Occupy Wall Street drops lawsuit over camping at Zuccotti Park

Occupy Wall Street protesters have dropped a lawsuit that argued sleeping represents a form of free speech after the NYPD dismantled their encampment in Zuccotti Park.

Protesters were forced from the park by the NYPD in the early morning hours of November 15. After the eviction, the park was reopened to the public, but still surrounded by police barricades. Those barricades were recently removed, though, prompting protesters to change their minds about pursuing the law suit, according to Alan Levine, a lawyer for the movement.

Brookfiled Properties, the company that owns Zuccotti Park, maintained that its rules prohibit camping or sleeping and the use of tents and sleeping bags.
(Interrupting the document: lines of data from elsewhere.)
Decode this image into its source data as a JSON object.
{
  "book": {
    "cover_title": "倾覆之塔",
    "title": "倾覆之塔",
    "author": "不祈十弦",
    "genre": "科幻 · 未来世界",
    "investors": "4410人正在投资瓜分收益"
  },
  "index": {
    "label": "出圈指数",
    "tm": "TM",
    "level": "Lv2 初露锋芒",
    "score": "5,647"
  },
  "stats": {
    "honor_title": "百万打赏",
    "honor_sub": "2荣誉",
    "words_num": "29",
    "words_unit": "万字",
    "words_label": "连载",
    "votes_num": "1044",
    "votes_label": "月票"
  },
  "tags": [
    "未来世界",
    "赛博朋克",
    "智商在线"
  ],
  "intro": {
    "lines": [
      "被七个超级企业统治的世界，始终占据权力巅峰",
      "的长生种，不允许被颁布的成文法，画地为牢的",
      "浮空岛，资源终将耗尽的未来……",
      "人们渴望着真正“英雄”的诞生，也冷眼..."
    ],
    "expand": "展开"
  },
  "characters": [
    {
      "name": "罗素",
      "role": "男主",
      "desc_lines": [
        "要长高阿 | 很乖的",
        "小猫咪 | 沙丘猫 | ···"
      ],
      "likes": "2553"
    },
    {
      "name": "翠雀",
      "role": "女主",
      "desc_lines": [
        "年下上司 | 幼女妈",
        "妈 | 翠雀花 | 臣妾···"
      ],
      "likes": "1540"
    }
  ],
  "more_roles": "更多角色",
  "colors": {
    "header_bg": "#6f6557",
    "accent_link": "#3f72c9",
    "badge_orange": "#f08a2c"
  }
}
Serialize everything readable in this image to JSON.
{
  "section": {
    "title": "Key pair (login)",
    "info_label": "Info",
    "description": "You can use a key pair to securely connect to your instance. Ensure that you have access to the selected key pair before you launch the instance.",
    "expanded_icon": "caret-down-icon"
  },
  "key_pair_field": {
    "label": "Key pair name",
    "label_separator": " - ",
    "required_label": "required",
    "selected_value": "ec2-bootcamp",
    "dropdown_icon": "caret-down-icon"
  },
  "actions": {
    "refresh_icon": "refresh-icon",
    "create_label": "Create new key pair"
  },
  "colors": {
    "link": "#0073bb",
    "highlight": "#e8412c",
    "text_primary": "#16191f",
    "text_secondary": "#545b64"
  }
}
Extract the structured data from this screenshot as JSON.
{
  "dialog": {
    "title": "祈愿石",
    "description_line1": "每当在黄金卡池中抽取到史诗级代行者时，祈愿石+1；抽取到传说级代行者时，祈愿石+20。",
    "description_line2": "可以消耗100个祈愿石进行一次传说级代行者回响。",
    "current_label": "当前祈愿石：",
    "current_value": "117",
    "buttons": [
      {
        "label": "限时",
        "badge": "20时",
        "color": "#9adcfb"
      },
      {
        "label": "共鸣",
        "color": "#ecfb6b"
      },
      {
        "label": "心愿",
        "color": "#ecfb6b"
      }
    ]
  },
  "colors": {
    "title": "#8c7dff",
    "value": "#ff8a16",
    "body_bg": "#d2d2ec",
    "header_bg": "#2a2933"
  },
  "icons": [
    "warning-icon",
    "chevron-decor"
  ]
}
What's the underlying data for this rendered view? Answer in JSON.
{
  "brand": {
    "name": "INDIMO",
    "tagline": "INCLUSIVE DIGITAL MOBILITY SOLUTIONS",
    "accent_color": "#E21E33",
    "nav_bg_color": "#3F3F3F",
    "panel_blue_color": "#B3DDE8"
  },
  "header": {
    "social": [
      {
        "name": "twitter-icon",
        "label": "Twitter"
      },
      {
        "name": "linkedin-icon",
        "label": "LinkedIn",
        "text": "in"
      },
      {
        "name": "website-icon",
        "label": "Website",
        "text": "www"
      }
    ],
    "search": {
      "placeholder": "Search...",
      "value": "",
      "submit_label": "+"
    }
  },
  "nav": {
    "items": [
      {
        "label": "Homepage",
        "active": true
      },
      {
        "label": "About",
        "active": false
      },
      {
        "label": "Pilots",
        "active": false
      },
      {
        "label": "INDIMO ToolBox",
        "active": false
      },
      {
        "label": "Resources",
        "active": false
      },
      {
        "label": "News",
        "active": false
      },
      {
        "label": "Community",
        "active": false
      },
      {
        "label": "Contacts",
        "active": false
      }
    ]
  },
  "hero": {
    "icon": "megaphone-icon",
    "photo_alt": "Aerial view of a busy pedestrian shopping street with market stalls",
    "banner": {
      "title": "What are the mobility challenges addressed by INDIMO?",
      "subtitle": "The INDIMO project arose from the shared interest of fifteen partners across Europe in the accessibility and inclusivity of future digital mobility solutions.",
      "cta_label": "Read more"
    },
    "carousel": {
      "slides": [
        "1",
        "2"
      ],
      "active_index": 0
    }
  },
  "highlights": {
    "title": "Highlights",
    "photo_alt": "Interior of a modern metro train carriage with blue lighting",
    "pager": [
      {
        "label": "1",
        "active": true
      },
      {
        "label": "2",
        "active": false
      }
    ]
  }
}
The company’s attorneys also claimed the generators, wooden pallets and other electronics brought into the park by protestors presented hazardous conditions. The protestors request for an injunction against the city immediately after the raid was initially denied by State Supreme Court Justice Michael Stallman.

Jennifer Waller, a protester, was the named plaintiff in the suit, which was dropped Friday. Levine said protesters no longer seem interested in returning to Zuccoti Park.

“Nobody seems to care about that anymore,” he said to Reuters. “We’re not about to try to litigate that issue in the abstract. I suspect it will recur as an issue, and when it does, we’ll be prepared to litigate it.”

City attorney Sheryl Neufeld responded to the decision to drop the suit, saying, “We think the plaintiff made the right move in withdrawing her case, as it has no merit.”